By Michael N. Hansen, president, Hawaii Shippers’ Council
The Hawaii media covered with great fuss the introduction of nine ferry-related bills in the state Legislature’s 2016 regular session, which began on Jan. 20. Fifty days later and halfway through the session only one bill remained under consideration.
Much of the widespread interest and emotion over a ferry service arises from the saga of the Hawaii Superferry whose interisland service ended in bankruptcy in 2009 amidst a flurry of allegations from environmental activists and robust support from small business and the public.
The remaining bill – Senate Bill 2618 – would direct and fund the Hawaii State Department of Transportation (HSDOT) to conduct an interisland ferry service feasibility study and submit their report to Legislature for the 2017 session. It names six specific terms of reference for the proposed study and purposefully left the funding amount unstated.
The measure was approved by the state Senate, on March 8 crossed over to the House, and on April 1 House committees on finance recommended that the measure be passed with amendments .
The Hawaii Shippers’ Council (HSC) submitted testimony to Senate committees identifying issues that should be addressed by the study. They include:
• Public vs. Commercial Service. The bill anticipates a state government-owned and -operated service. HSC recommended identifying the most promising operating model and subsequently seek a private operator through a tender process.
• Modeling Comparisons: Domestic vs. International Services. The bill calls for modeling the prospective interisland ferry after the Alaska Marine Highway System and Washington State Ferries. HSC recommended also considering commercially successful privately operated oceangoing ferry services elsewhere in the world.
• Vessel Type: Fast vs. Conventional Ferry. HSC recommended explicitly requiring the study to determine whether a fast ferry (e.g., Hawaii Superferry) or a conventional ferry (e.g., European Ro/Pax ferry) would be best suited.
• Jones Act: Exemption vs. Compliance – HSC recommended consideration of an exemption allowing a foreign owner to operate foreign-built ferries as U.S. flag as does Norwegian Cruise Lines (NCL) with its foreign-built U.S.-flag cruise ship Pride of America.
• Route Structure: All Islands vs. Selected Routes. HSC recommended those route(s) that can support daily commercial ferry service be positively identified as opposed to a blanket requirement all islands be served.
• Hawaii Water Carriers Act of 1972. HSC recommended an exemption for a commercial ferry operator from amendments subsequent to the Hawaii Superferry failure, which place unrealistic burdens on a new entrant common carrier.

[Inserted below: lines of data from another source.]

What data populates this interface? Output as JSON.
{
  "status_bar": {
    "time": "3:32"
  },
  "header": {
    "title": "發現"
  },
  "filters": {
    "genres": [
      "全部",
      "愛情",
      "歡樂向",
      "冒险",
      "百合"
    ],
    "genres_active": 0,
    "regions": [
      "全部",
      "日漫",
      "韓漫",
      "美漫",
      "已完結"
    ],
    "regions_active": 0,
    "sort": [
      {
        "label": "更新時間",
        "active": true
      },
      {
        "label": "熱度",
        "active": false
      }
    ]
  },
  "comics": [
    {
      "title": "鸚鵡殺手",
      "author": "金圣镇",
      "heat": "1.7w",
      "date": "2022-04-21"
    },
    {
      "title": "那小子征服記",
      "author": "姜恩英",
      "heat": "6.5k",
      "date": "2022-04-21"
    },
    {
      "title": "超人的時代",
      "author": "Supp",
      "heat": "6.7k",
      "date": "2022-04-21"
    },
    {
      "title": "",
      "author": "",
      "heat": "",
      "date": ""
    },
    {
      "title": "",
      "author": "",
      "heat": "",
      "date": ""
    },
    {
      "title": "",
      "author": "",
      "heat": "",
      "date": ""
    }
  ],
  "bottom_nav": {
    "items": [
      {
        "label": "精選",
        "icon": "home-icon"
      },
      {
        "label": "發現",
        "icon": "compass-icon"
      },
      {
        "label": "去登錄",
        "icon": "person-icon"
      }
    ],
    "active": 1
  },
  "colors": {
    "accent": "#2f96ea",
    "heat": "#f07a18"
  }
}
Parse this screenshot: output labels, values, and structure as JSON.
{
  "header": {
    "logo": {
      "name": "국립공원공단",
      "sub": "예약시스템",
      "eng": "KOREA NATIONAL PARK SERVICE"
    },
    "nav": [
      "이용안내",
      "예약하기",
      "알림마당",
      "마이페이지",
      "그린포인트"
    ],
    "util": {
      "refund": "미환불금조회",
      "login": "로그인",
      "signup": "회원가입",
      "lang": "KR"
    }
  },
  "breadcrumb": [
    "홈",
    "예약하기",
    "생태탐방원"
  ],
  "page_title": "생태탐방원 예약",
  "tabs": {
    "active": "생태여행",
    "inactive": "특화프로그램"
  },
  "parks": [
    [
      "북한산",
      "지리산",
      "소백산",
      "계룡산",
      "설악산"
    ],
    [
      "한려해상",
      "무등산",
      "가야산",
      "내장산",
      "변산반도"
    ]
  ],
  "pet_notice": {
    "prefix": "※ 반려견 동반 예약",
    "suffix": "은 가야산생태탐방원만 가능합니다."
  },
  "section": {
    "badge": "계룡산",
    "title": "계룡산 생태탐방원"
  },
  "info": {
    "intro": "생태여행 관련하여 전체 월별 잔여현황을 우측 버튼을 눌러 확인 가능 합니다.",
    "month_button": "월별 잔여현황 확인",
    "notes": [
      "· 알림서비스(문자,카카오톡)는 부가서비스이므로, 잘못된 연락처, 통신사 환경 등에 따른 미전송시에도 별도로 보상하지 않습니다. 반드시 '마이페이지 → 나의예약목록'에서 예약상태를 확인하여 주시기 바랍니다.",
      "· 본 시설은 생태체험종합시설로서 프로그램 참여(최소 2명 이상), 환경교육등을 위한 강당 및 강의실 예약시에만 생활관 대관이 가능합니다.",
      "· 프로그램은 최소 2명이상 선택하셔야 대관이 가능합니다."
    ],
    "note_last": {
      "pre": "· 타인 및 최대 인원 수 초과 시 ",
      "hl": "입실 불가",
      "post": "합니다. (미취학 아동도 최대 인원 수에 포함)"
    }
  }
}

• Hawaii Environmental Policy Act (HEPA). The Hawaii State Supreme Court found minor state harbor improvements on Maui triggered the need for an Environmental Impact Statement (EIS) covering the operation of the Hawaii Superferry, which was the proximate cause of the company’s bankruptcy. HSC recommended workable solution.
• Harbor Facilities. HSC recommended a commercial ferry operator should not be expected to fund state harbor improvements upfront, as was the case with Hawaii Superferry.
• Study Cost. The bill doesn’t specify a funding amount. HSC contacted several experts to obtain rough indications, which totaled from $350,000 to 555,000 for a study.
Michael N. Hansen is the president of the Hawaii Shippers’ Council, a business league organization incorporated in 1997 to represent cargo interests – known as “shippers” – who tender goods for shipment in the Hawaii trade.
The views and opinions expressed in this blog are the author’s and not necessarily those of WorkBoat.